As this one clocks in at a little over 250 pages, it might technically be a novel. However, with its brisk pace, it feels like a novella, and since I want to sing its praises before its October release, let’s include it on this list, shall we? Set in the 1990s, this fantastic book even comes with its own featured playlist. A horror novella written by a queer author, and one that’s interactive, too? You know you want to add it to your TBR, and I highly recommend that you do exactly that. 


House of Pungsu

By K.P. Kulski

I’ve said it before and I’ll say it again: K.P. Kulski is one incredible writer. Every chance I get, I recommend her work to horror readers. She’s the real deal, and this novella is just further proof of why she’s among the most vital voices in the genre today.

Based on a Korean folktale, this beautiful and haunting tale focuses on the relationship between three generations of women and the things that haunt their lives, both within their home and beyond it. This novella might only clock in at 86 pages, but its impact will linger with you far beyond the final pages.
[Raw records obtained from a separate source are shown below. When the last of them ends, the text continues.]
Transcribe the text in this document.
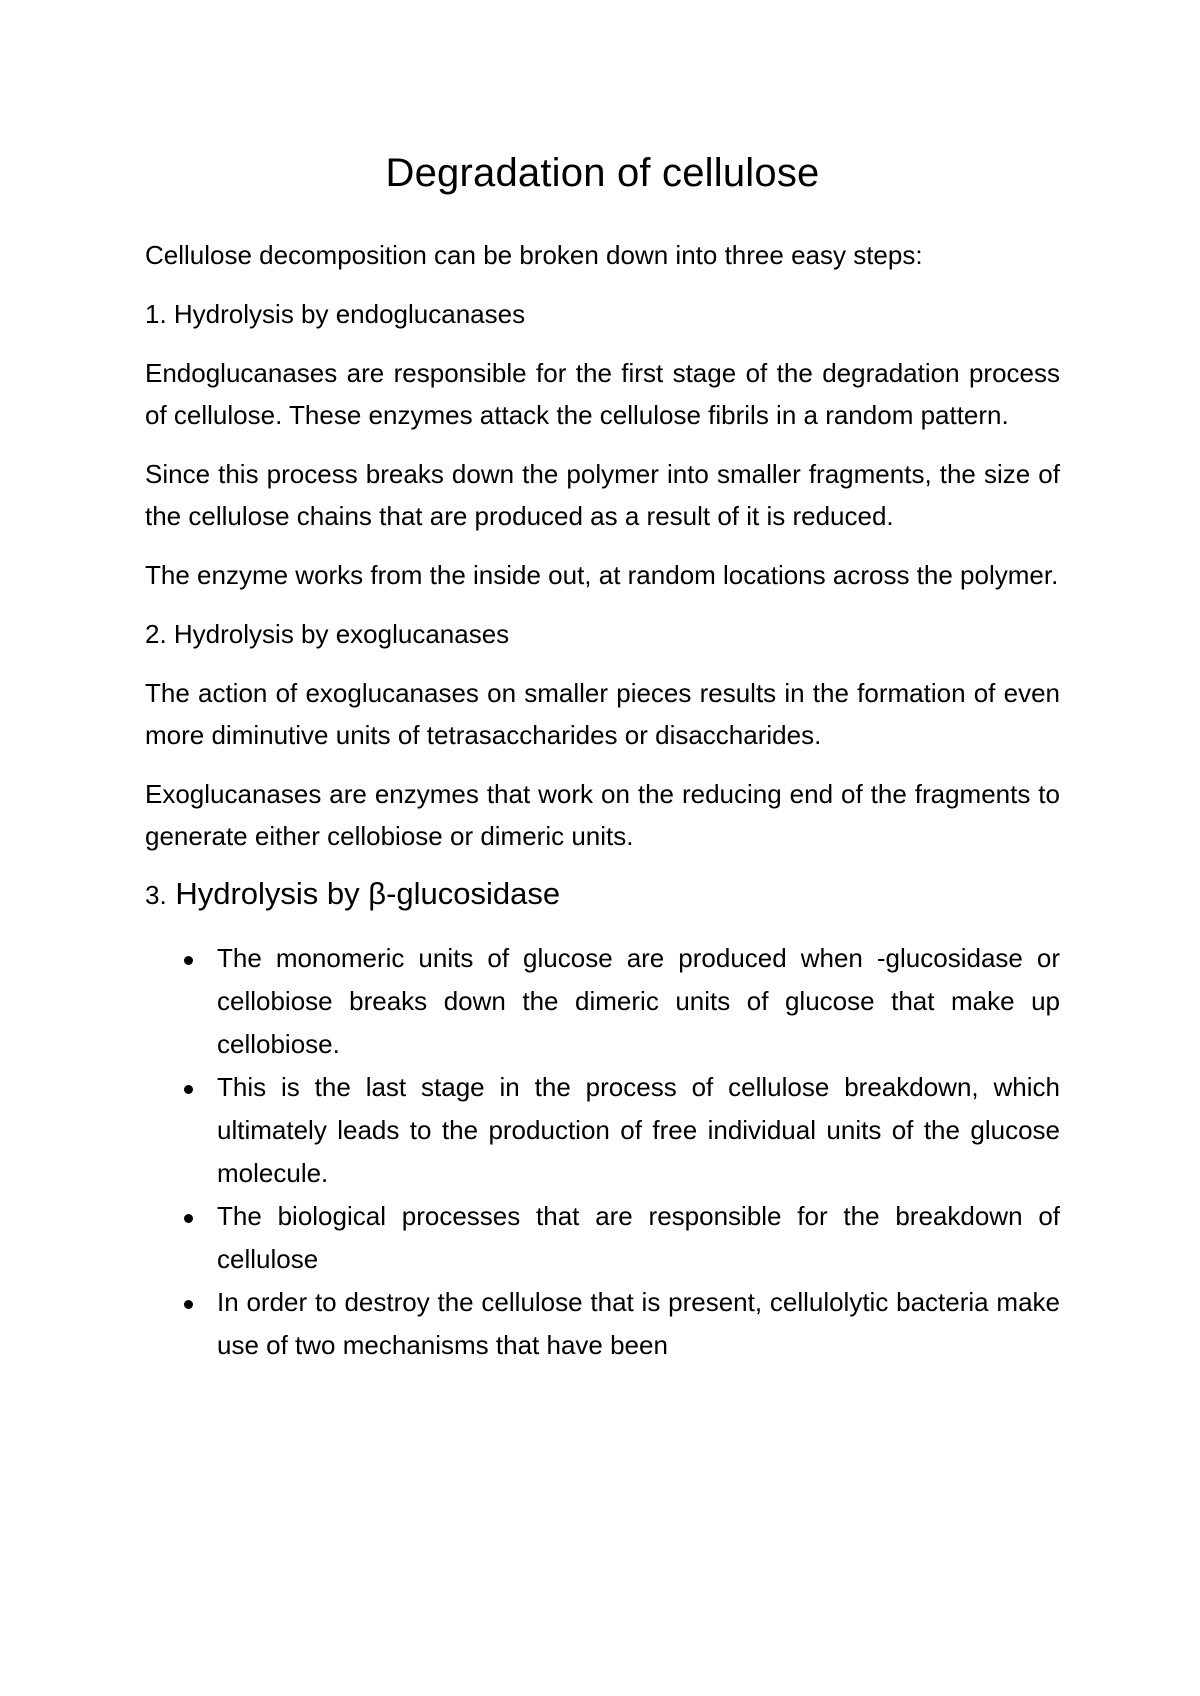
Degradation of cellulose

Cellulose decomposition can be broken down into three easy steps:

1. Hydrolysis by endoglucanases

Endoglucanases are responsible for the first stage of the degradation process of cellulose. These enzymes attack the cellulose fibrils in a random pattern.

Since this process breaks down the polymer into smaller fragments, the size of the cellulose chains that are produced as a result of it is reduced.

The enzyme works from the inside out, at random locations across the polymer.

2. Hydrolysis by exoglucanases

The action of exoglucanases on smaller pieces results in the formation of even more diminutive units of tetrasaccharides or disaccharides.

Exoglucanases are enzymes that work on the reducing end of the fragments to generate either cellobiose or dimeric units.

3. Hydrolysis by β-glucosidase
The monomeric units of glucose are produced when -glucosidase or cellobiose breaks down the dimeric units of glucose that make up cellobiose.
This is the last stage in the process of cellulose breakdown, which ultimately leads to the production of free individual units of the glucose molecule.
The biological processes that are responsible for the breakdown of cellulose
In order to destroy the cellulose that is present, cellulolytic bacteria make use of two mechanisms that have been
Don’t say I didn’t warn you. 

shagging the boss

Shagging the Boss

By Rebecca Rowland

Rebecca Rowland is both an author and editor extraordinaire, and she’s crafting some of the best horror books on the market today. Her anthology from Dark Ink, Unburied: A Collection of Queer Dark Fiction, brought together an amazing table of contents of queer authors back in 2021, to much acclaim. Her most recent anthology, American Cannibal, has been making the rounds, and while not exclusively queer, it also features numerous LGBTQ+ authors (including myself). 

But if you’re looking specifically for a novella, then I can unreservedly recommend her 2022 book, Shagging the Boss. A recent college grad accepts what appears to be the opportunity of a lifetime, only to realize too late that her new boss might just be the boogeyman incarnate. This is one exceptional and unforgettable horror novella, so run, don’t walk, to your nearest bookstore and pick up a copy today.